As the hotel is all-inclusive, you will neither go hungry nor thirsty, with the bar serving alcoholic beverages from 10am until 11pm, and non-alcoholic beverages from 8am. (Outside of scheduled times, food and drink can be ordered, but you will incur a cost.) There's a touch of the Wall-Eabout things, as people float in a daze, munching on burgers by the pool or guzzling beers at noon – and the odd excursion is necessary in order to experience the real Turkey, or to take a break from the non-stop wining and dining.
A holiday in Turkey is about two things: sun and culture. Days at the Venosa can be spent soaking up the heat – heat that can rise to 45 degrees-plus in high summer, and will burn you before you can say “kebab”, so factor up – and, when that gets too much, excursions to local historical sites such as the Temple of Apollo, a site of pilgrimage once second only to Delphi; the ancient city of Ephesus (a two-hour bus trip away, at roughly €40); or nearby Bodrum for a boat trip out on the clear blue Aegean Sea. Nearby Altinkum, with buses running every 45 minutes or so at roughly €1 per trip, is also worth a look, with markets and a lively, bustling nightlife, especially during summer months. Of the trips available, avail of as many as possible. Ephesus is an amazing site: it was an ancient Greek, later Roman, city and once the second largest in the Roman Empire, ranking only behind Rome. It hasn’t been fully excavated but what is there to see is spectacular – the Roman library of Celcius is a stunning feat of architecture, and the theatre is overwhelming in its enormity.
A guided tour is well worth it, but bring a really high factor and lots of water – shade is not plentiful, and walking from one end of Ephesus to another, allowing for explanations and illustrations, will take at least two hours.

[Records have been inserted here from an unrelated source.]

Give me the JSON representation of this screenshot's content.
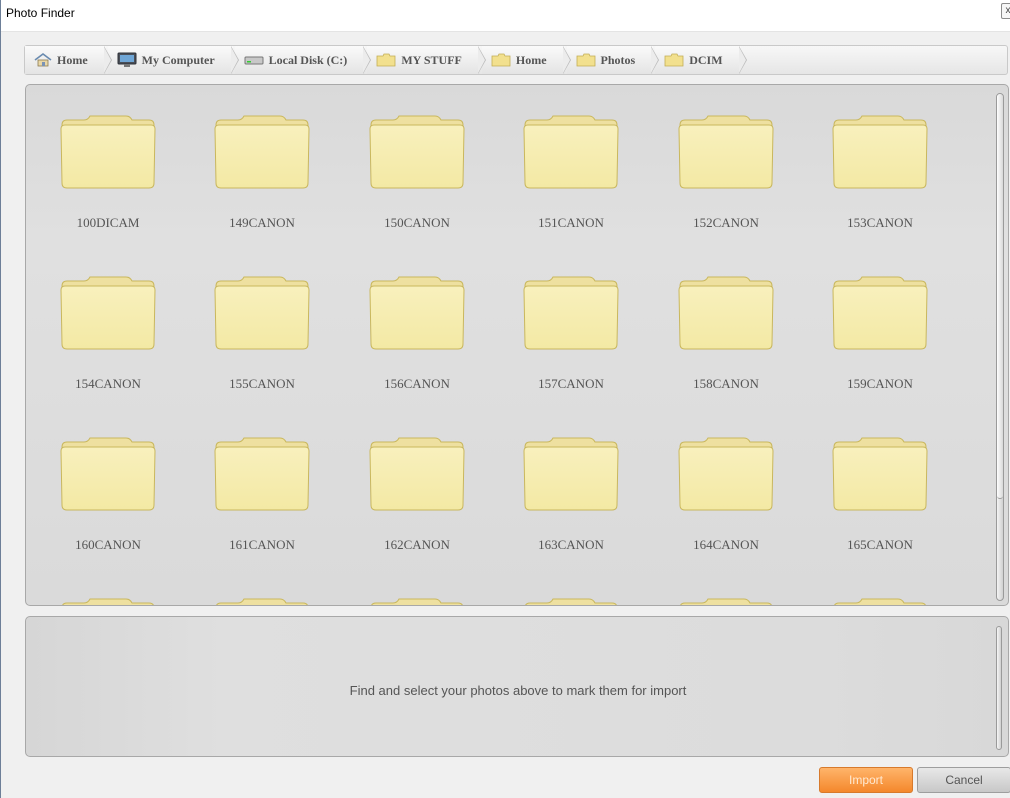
{
  "window": {
    "title": "Photo Finder",
    "close_glyph": "x"
  },
  "breadcrumb": [
    {
      "label": "Home",
      "icon": "home-icon"
    },
    {
      "label": "My Computer",
      "icon": "computer-icon"
    },
    {
      "label": "Local Disk (C:)",
      "icon": "drive-icon"
    },
    {
      "label": "MY STUFF",
      "icon": "folder-icon"
    },
    {
      "label": "Home",
      "icon": "folder-icon"
    },
    {
      "label": "Photos",
      "icon": "folder-icon"
    },
    {
      "label": "DCIM",
      "icon": "folder-icon"
    }
  ],
  "folders": [
    "100DICAM",
    "149CANON",
    "150CANON",
    "151CANON",
    "152CANON",
    "153CANON",
    "154CANON",
    "155CANON",
    "156CANON",
    "157CANON",
    "158CANON",
    "159CANON",
    "160CANON",
    "161CANON",
    "162CANON",
    "163CANON",
    "164CANON",
    "165CANON"
  ],
  "import_panel": {
    "hint": "Find and select your photos above to mark them for import"
  },
  "buttons": {
    "import_label": "Import",
    "cancel_label": "Cancel"
  },
  "colors": {
    "folder_fill": "#f3e9a4",
    "folder_edge": "#c9b75d",
    "import_accent": "#f4882c"
  }
}
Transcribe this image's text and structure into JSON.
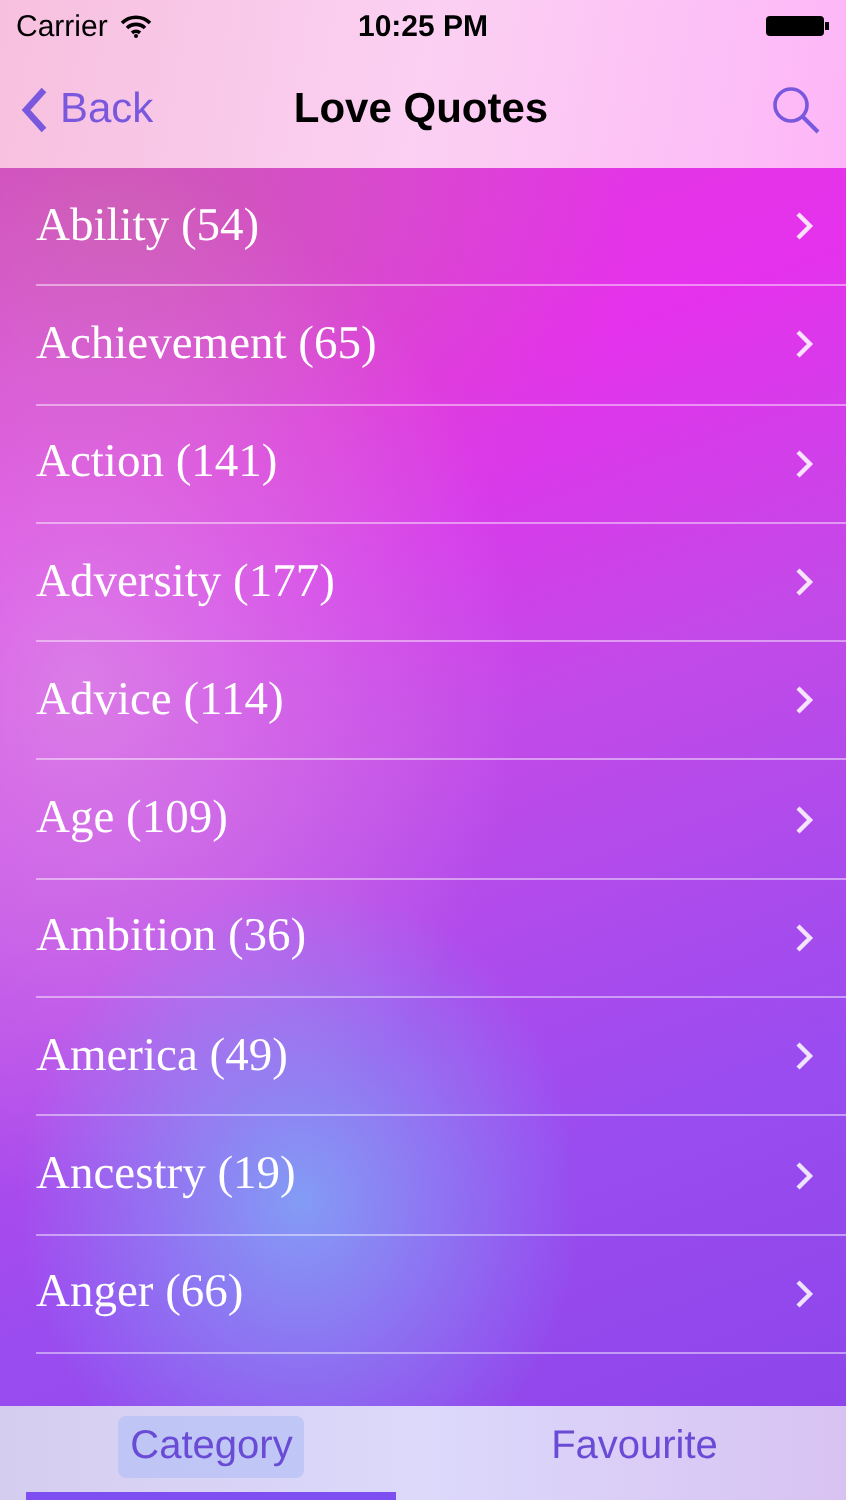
{
  "status_bar": {
    "carrier": "Carrier",
    "time": "10:25 PM"
  },
  "nav_bar": {
    "back": "Back",
    "title": "Love Quotes"
  },
  "categories": [
    {
      "label": "Ability (54)"
    },
    {
      "label": "Achievement (65)"
    },
    {
      "label": "Action (141)"
    },
    {
      "label": "Adversity (177)"
    },
    {
      "label": "Advice (114)"
    },
    {
      "label": "Age (109)"
    },
    {
      "label": "Ambition (36)"
    },
    {
      "label": "America (49)"
    },
    {
      "label": "Ancestry (19)"
    },
    {
      "label": "Anger (66)"
    }
  ],
  "tabs": [
    {
      "label": "Category",
      "selected": true
    },
    {
      "label": "Favourite",
      "selected": false
    }
  ]
}
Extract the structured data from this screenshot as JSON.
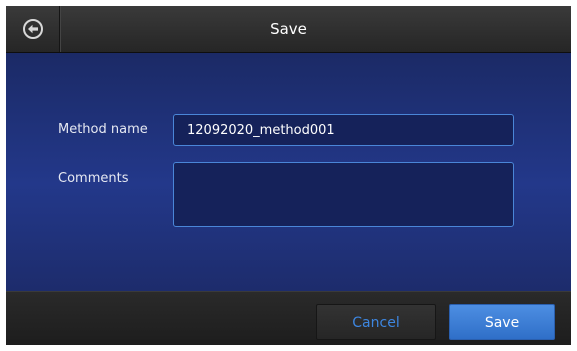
{
  "header": {
    "title": "Save",
    "back_icon": "back-arrow-circle-icon"
  },
  "form": {
    "method_name_label": "Method name",
    "method_name_value": "12092020_method001",
    "comments_label": "Comments",
    "comments_value": ""
  },
  "footer": {
    "cancel_label": "Cancel",
    "save_label": "Save"
  },
  "colors": {
    "content_background": "#23388a",
    "field_border": "#4a86d8",
    "cancel_text": "#3d86e0",
    "save_button": "#3f7fd6"
  }
}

The temple of Apollo is another cultural delight that’s worth the visit – although, unlike Ephesus, it won’t take up your whole day. You could probably fit it in en route to Bodrum, a bustling harbour town with serious shopping possibilities – and, for those of you in search of Western coffee, a Starbucks – and a gorgeous marina, from whence you can take a day (or overnight) trip on a boat to explore the coastline. And jump in! The water’s warm – but beware rogue currents, and don’t expect anyone to come rescue the Westerner who just can’t quite make it back to the ladder. Not that this was learned by experience – no, sir.
Going all-inclusive is just one way of experiencing the resort holiday, but as far as resorts go, this is one of the best in the area – with a lot to choose from in terms of food, pools (including waterslides for the less mature visitor), daytime activities and local bars, and, unlike many similar resorts, it won’t assault you with Elvis impersonators while you eat your dinner.
*Venosa Beach Spa & Resort offers week-long packages from €499 in May, €719 in September and October, €829 in June and €1,159 in July and August. All prices are based on an individual sharing a double room and include flights, transfers and one à la carte meal.